After three days of physical and mental exercises, the lively event was closed by Roberto Saviano, the 33-year-old bestseller Italian journalist. Given he writes about organized crime and the drug trade, Saviano has been living under mafia fatwa since 2006, when he published his first tell-all book about the mobsters of the Camorra in southern Italy.
Since then Saviano has led a rather Salman Rushdie-like existence, warmly supported by world intellectuals and writers while the underworld's assassins stalk him. Saviano briefly fled the country, but has returned to Italy, amid a conspicuous presence of plainclothes bodyguards, uniformed police escorts, mysterious black cars awaiting him at hotel doorsteps, and so on.
Saviano was in Sardinia for the first time to promote his new book Zero Zero Zero, whose subject is the world traffic in cocaine. If you don't know the cocaine routes you don't know the world nowadays, he asserted to a huge, silent crowd of listeners who packed the square in ant-hill style. These are modern drug industries, modern ways of making modern money flow across borders, the drug trade victimizing citizens, as criminals and bank officials become accomplices in offshore money laundering.

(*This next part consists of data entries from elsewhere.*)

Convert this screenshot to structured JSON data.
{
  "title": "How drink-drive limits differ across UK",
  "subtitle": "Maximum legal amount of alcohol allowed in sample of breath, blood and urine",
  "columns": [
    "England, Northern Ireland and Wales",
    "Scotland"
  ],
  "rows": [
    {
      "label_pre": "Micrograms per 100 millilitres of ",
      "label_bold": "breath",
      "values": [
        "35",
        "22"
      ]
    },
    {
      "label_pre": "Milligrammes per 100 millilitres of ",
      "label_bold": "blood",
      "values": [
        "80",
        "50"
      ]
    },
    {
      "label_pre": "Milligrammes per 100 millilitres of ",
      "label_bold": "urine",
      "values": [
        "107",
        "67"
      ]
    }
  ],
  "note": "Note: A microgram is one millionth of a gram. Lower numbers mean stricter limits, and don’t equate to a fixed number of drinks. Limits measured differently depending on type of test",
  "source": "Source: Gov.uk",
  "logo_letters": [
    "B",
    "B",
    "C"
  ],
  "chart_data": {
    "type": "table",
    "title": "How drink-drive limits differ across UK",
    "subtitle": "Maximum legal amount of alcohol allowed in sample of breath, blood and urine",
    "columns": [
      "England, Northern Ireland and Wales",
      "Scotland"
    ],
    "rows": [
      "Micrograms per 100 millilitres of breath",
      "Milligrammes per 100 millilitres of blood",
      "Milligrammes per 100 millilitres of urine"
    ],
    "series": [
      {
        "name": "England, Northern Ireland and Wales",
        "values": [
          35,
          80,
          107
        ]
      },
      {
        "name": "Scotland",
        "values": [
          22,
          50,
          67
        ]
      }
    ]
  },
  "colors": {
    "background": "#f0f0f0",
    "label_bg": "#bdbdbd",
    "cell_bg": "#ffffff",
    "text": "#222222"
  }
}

Saviano spoke with rare pauses for almost two hours, addressing his obsessions with such passion, detail and sobriety that even the stone-faced cops on stage with him were visibly moved. He said the Italian mafia is the oldest and best-organized mafia in the world. Being in the mafia has little to do with "laws" and everything to do with "rules": the internal family rules against the state's laws and the public interest. The mafia culture lives among Italians as part of Italian culture: our neighbors, family and even ourselves belong in someways to those extralegal circles of violence, favors and arrangements.
Saviano admitted that, being Italian, he too knows how to reason against the rule of law like a mafioso. Nobody is innocent. He urged his silent serious crowd to stand up against the injustice, by understanding the basic unfairness of the mafia, the way that the whole world is exploited by a few violent criminals. He interpreted some political problems as mafia doings.

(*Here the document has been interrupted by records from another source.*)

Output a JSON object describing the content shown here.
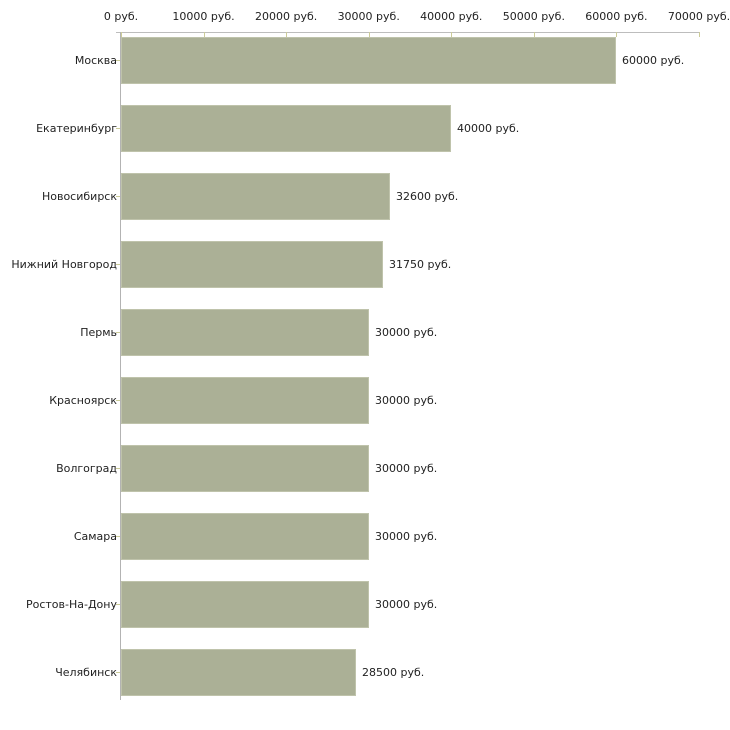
{
  "chart_data": {
    "type": "bar",
    "orientation": "horizontal",
    "title": "",
    "xlabel": "",
    "ylabel": "",
    "categories": [
      "Москва",
      "Екатеринбург",
      "Новосибирск",
      "Нижний Новгород",
      "Пермь",
      "Красноярск",
      "Волгоград",
      "Самара",
      "Ростов-На-Дону",
      "Челябинск"
    ],
    "values": [
      60000,
      40000,
      32600,
      31750,
      30000,
      30000,
      30000,
      30000,
      30000,
      28500
    ],
    "value_labels": [
      "60000 руб.",
      "40000 руб.",
      "32600 руб.",
      "31750 руб.",
      "30000 руб.",
      "30000 руб.",
      "30000 руб.",
      "30000 руб.",
      "30000 руб.",
      "28500 руб."
    ],
    "x_axis": {
      "min": 0,
      "max": 70000,
      "tick_step": 10000,
      "position": "top",
      "tick_labels": [
        "0 руб.",
        "10000 руб.",
        "20000 руб.",
        "30000 руб.",
        "40000 руб.",
        "50000 руб.",
        "60000 руб.",
        "70000 руб."
      ]
    },
    "grid": false,
    "legend": null,
    "colors": {
      "bar_fill": "#abb096",
      "bar_border": "#bfc3ab",
      "axis_line": "#b3b3b3",
      "tick_mark": "#cccc99",
      "text": "#222222",
      "background": "#ffffff"
    }
  }
}
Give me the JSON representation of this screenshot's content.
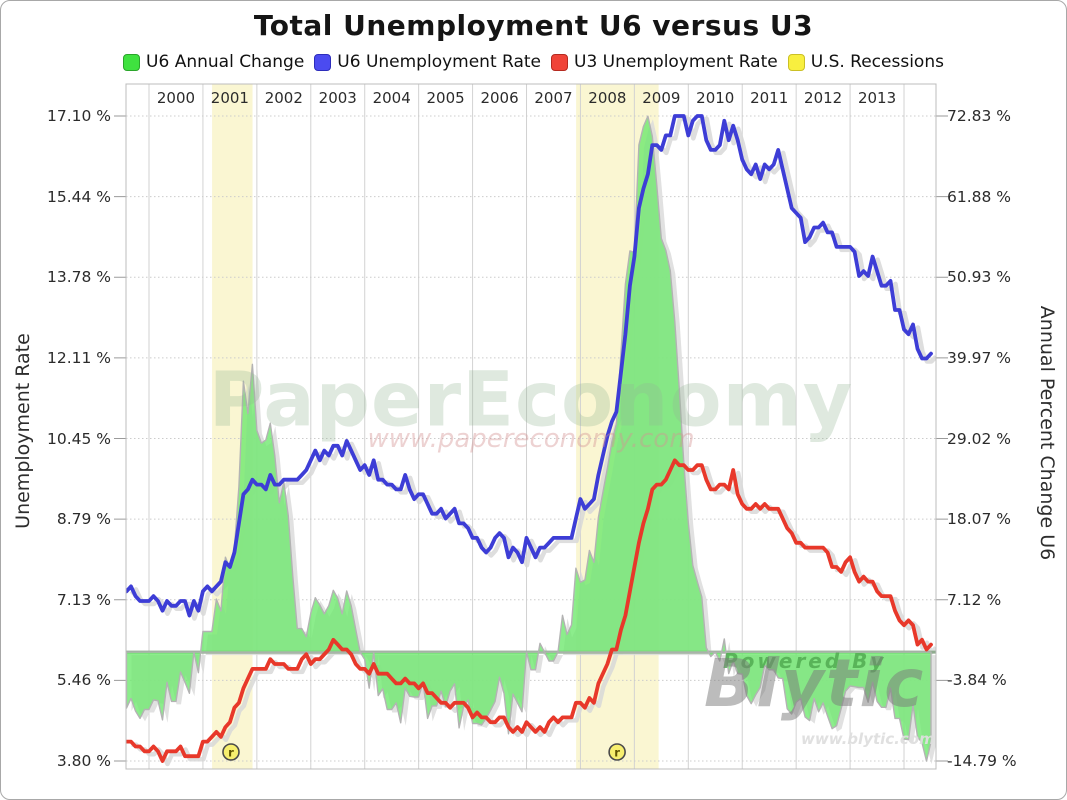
{
  "title": "Total Unemployment U6 versus U3",
  "legend": {
    "items": [
      {
        "label": "U6 Annual Change",
        "color": "#3fe23f",
        "border": "#2aa52a"
      },
      {
        "label": "U6 Unemployment Rate",
        "color": "#4b4bf0",
        "border": "#2d2dbb"
      },
      {
        "label": "U3 Unemployment Rate",
        "color": "#f04438",
        "border": "#b52a20"
      },
      {
        "label": "U.S. Recessions",
        "color": "#f8ef3f",
        "border": "#cbc025"
      }
    ]
  },
  "watermarks": {
    "site_name": "PaperEconomy",
    "site_url": "www.papereconomy.com",
    "powered_by": "Powered By",
    "brand": "Blytic",
    "brand_url": "www.blytic.com"
  },
  "chart_data": {
    "type": "line",
    "title": "Total Unemployment U6 versus U3",
    "x_axis": {
      "unit": "month",
      "start": "1999-08",
      "end": "2014-07",
      "year_labels": [
        "2000",
        "2001",
        "2002",
        "2003",
        "2004",
        "2005",
        "2006",
        "2007",
        "2008",
        "2009",
        "2010",
        "2011",
        "2012",
        "2013"
      ]
    },
    "left_axis": {
      "title": "Unemployment Rate",
      "min": 3.8,
      "max": 17.1,
      "tick_labels": [
        "17.10 %",
        "15.44 %",
        "13.78 %",
        "12.11 %",
        "10.45 %",
        "8.79 %",
        "7.13 %",
        "5.46 %",
        "3.80 %"
      ]
    },
    "right_axis": {
      "title": "Annual Percent Change U6",
      "min": -14.79,
      "max": 72.83,
      "tick_labels": [
        "72.83 %",
        "61.88 %",
        "50.93 %",
        "39.97 %",
        "29.02 %",
        "18.07 %",
        "7.12 %",
        "-3.84 %",
        "-14.79 %"
      ]
    },
    "recessions": [
      {
        "start": 2001.17,
        "end": 2001.92
      },
      {
        "start": 2007.92,
        "end": 2009.45
      }
    ],
    "recession_markers": [
      2001.52,
      2008.68
    ],
    "series": [
      {
        "name": "U6 Annual Change",
        "style": "area",
        "axis": "right",
        "fill": "rgba(108,232,108,0.78)",
        "stroke": "#b3b3b3",
        "values": [
          -7.6,
          -6.3,
          -8.0,
          -9.0,
          -7.8,
          -7.8,
          -6.5,
          -6.6,
          -9.2,
          -4.1,
          -6.7,
          -6.7,
          -2.7,
          -4.1,
          -5.6,
          0.0,
          -2.8,
          2.8,
          2.8,
          2.8,
          7.2,
          5.6,
          12.9,
          11.4,
          14.1,
          22.5,
          36.8,
          32.4,
          39.1,
          30.1,
          28.4,
          28.8,
          31.1,
          26.7,
          20.3,
          23.1,
          18.5,
          10.3,
          3.2,
          3.2,
          2.1,
          5.3,
          7.4,
          6.4,
          5.2,
          6.3,
          8.4,
          7.3,
          5.2,
          8.3,
          6.3,
          3.1,
          0.0,
          -1.0,
          -4.9,
          0.0,
          -5.9,
          -5.0,
          -7.8,
          -7.8,
          -6.9,
          -9.6,
          -4.9,
          -6.0,
          -6.1,
          -6.1,
          -4.1,
          -9.0,
          -7.3,
          -7.3,
          -5.3,
          -7.4,
          -5.3,
          -4.3,
          -10.3,
          -7.4,
          -6.5,
          -9.7,
          -9.7,
          -9.9,
          -9.0,
          -7.9,
          -6.7,
          -3.4,
          -5.6,
          -11.1,
          -5.7,
          -6.9,
          -8.1,
          0.0,
          -2.4,
          -2.4,
          1.2,
          0.0,
          -1.2,
          -1.2,
          0.0,
          5.0,
          2.4,
          3.7,
          11.4,
          9.5,
          9.8,
          13.8,
          12.2,
          18.3,
          21.7,
          25.0,
          28.6,
          31.0,
          40.5,
          50.0,
          54.5,
          54.3,
          68.9,
          71.4,
          72.8,
          70.1,
          63.4,
          56.2,
          54.6,
          51.8,
          44.9,
          35.7,
          25.7,
          17.6,
          11.8,
          9.6,
          7.5,
          0.6,
          -0.6,
          0.0,
          -1.2,
          1.8,
          -2.9,
          -1.2,
          -2.9,
          -3.0,
          -5.9,
          -7.0,
          -5.8,
          -4.8,
          -1.8,
          -2.4,
          -2.4,
          -3.5,
          -3.6,
          -7.7,
          -8.4,
          -6.8,
          -6.3,
          -8.8,
          -9.3,
          -6.3,
          -8.1,
          -6.9,
          -8.7,
          -10.4,
          -10.0,
          -7.7,
          -5.3,
          -4.6,
          -4.7,
          -4.8,
          -4.8,
          -6.8,
          -4.1,
          -6.7,
          -7.5,
          -7.5,
          -4.9,
          -9.0,
          -9.0,
          -11.8,
          -11.9,
          -7.2,
          -11.5,
          -12.3,
          -14.8,
          -12.2
        ]
      },
      {
        "name": "U3 Unemployment Rate",
        "style": "line",
        "axis": "left",
        "stroke": "#e8382a",
        "values": [
          4.2,
          4.2,
          4.1,
          4.1,
          4.0,
          4.0,
          4.1,
          4.0,
          3.8,
          4.0,
          4.0,
          4.0,
          4.1,
          3.9,
          3.9,
          3.9,
          3.9,
          4.2,
          4.2,
          4.3,
          4.4,
          4.3,
          4.5,
          4.6,
          4.9,
          5.0,
          5.3,
          5.5,
          5.7,
          5.7,
          5.7,
          5.7,
          5.9,
          5.8,
          5.8,
          5.8,
          5.7,
          5.7,
          5.7,
          5.9,
          6.0,
          5.8,
          5.9,
          5.9,
          6.0,
          6.1,
          6.3,
          6.2,
          6.1,
          6.1,
          6.0,
          5.8,
          5.7,
          5.7,
          5.6,
          5.8,
          5.6,
          5.6,
          5.6,
          5.5,
          5.4,
          5.4,
          5.5,
          5.4,
          5.4,
          5.3,
          5.4,
          5.2,
          5.2,
          5.1,
          5.0,
          5.0,
          4.9,
          5.0,
          5.0,
          5.0,
          4.9,
          4.7,
          4.8,
          4.7,
          4.7,
          4.6,
          4.6,
          4.7,
          4.7,
          4.5,
          4.4,
          4.5,
          4.4,
          4.6,
          4.5,
          4.4,
          4.5,
          4.4,
          4.6,
          4.7,
          4.6,
          4.7,
          4.7,
          4.7,
          5.0,
          5.0,
          4.9,
          5.1,
          5.0,
          5.4,
          5.6,
          5.8,
          6.1,
          6.1,
          6.5,
          6.8,
          7.3,
          7.8,
          8.3,
          8.7,
          9.0,
          9.4,
          9.5,
          9.5,
          9.6,
          9.8,
          10.0,
          9.9,
          9.9,
          9.8,
          9.8,
          9.9,
          9.9,
          9.6,
          9.4,
          9.4,
          9.5,
          9.5,
          9.4,
          9.8,
          9.3,
          9.1,
          9.0,
          9.0,
          9.1,
          9.0,
          9.1,
          9.0,
          9.0,
          9.0,
          8.8,
          8.6,
          8.5,
          8.3,
          8.3,
          8.2,
          8.2,
          8.2,
          8.2,
          8.2,
          8.1,
          7.8,
          7.8,
          7.7,
          7.9,
          8.0,
          7.7,
          7.5,
          7.6,
          7.5,
          7.5,
          7.3,
          7.2,
          7.2,
          7.2,
          6.9,
          6.7,
          6.6,
          6.7,
          6.6,
          6.2,
          6.3,
          6.1,
          6.2
        ]
      },
      {
        "name": "U6 Unemployment Rate",
        "style": "line",
        "axis": "left",
        "stroke": "#3d3dd6",
        "values": [
          7.3,
          7.4,
          7.2,
          7.1,
          7.1,
          7.1,
          7.2,
          7.1,
          6.9,
          7.1,
          7.0,
          7.0,
          7.1,
          7.1,
          6.8,
          7.1,
          6.9,
          7.3,
          7.4,
          7.3,
          7.4,
          7.5,
          7.9,
          7.8,
          8.1,
          8.7,
          9.3,
          9.4,
          9.6,
          9.5,
          9.5,
          9.4,
          9.7,
          9.5,
          9.5,
          9.6,
          9.6,
          9.6,
          9.6,
          9.7,
          9.8,
          10.0,
          10.2,
          10.0,
          10.2,
          10.1,
          10.3,
          10.3,
          10.1,
          10.4,
          10.2,
          10.0,
          9.8,
          9.9,
          9.7,
          10.0,
          9.6,
          9.6,
          9.5,
          9.5,
          9.4,
          9.4,
          9.7,
          9.4,
          9.2,
          9.3,
          9.3,
          9.1,
          8.9,
          8.9,
          9.0,
          8.8,
          8.9,
          9.0,
          8.7,
          8.7,
          8.6,
          8.4,
          8.4,
          8.2,
          8.1,
          8.2,
          8.4,
          8.5,
          8.4,
          8.0,
          8.2,
          8.1,
          7.9,
          8.4,
          8.2,
          8.0,
          8.2,
          8.2,
          8.3,
          8.4,
          8.4,
          8.4,
          8.4,
          8.4,
          8.8,
          9.2,
          9.0,
          9.1,
          9.2,
          9.7,
          10.1,
          10.5,
          10.8,
          11.0,
          11.8,
          12.6,
          13.6,
          14.2,
          15.2,
          15.6,
          15.9,
          16.5,
          16.5,
          16.4,
          16.7,
          16.7,
          17.1,
          17.1,
          17.1,
          16.7,
          17.0,
          17.1,
          17.1,
          16.6,
          16.4,
          16.4,
          16.5,
          17.0,
          16.6,
          16.9,
          16.6,
          16.2,
          16.0,
          15.9,
          16.1,
          15.8,
          16.1,
          16.0,
          16.1,
          16.4,
          16.0,
          15.6,
          15.2,
          15.1,
          15.0,
          14.5,
          14.6,
          14.8,
          14.8,
          14.9,
          14.7,
          14.7,
          14.4,
          14.4,
          14.4,
          14.4,
          14.3,
          13.8,
          13.9,
          13.8,
          14.2,
          13.9,
          13.6,
          13.6,
          13.7,
          13.1,
          13.1,
          12.7,
          12.6,
          12.8,
          12.3,
          12.1,
          12.1,
          12.2
        ]
      }
    ]
  }
}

Saviano has been a voice of the young Italian generation who wants to break with the past. This author said: I don't want to go into politics, I don't like to do that, I am not good at it, but I do want to be political. We all have to do politics for the sake of our corrupted country. Saviano' s public appearances have become some kind of cathartic apotheosis: Italians do read the books, they see the movie Gomorra, they go to see him, they know it matters.
I happened to be in a restaurant as Saviano ate with a few friends and supporters, his face hidden under a billed hat and his shoulders hunched. Cops peered through the windows every other minute, and Saviano seemed to have the weight of the world on his back. He listened much more than he talked.
He reminded me of many political Balkan activists, mostly anonymous, who had no personal joys and private lives or youth, because of the wars. His hat looked paramilitary, like the cap my teenage father wore as a Communist partisan fighting Nazis. Even the people dining with Saviano had the furtive, let's-be-cool look of draft-dodgers during the Milosevic regime, people going on with daily life so as not to be pounced on.
Against social evils that are vast and centuries old, it seems so little just to write a book, a movie, or state a personal No... Even when the books and voices achieve a huge success and reach a vast audience, does that diminish the cocaine business and its drug mafias? Everybody knows the state of the matters in Italy, just as they know in Sinaloa and Tijuana, where cocaine soap operas are on TV every day and the journalists are gunned down in dozens.
Writers are like black ants in the white bowl of literature, set on the rotating earth. Still, we can offer our words and our lives, since that's what we have to offer. Blaga Dimitrovna (a Bulgarian poet Saviano quotes) says: I am not afraid of being stepped upon, the trampled grass will become a path!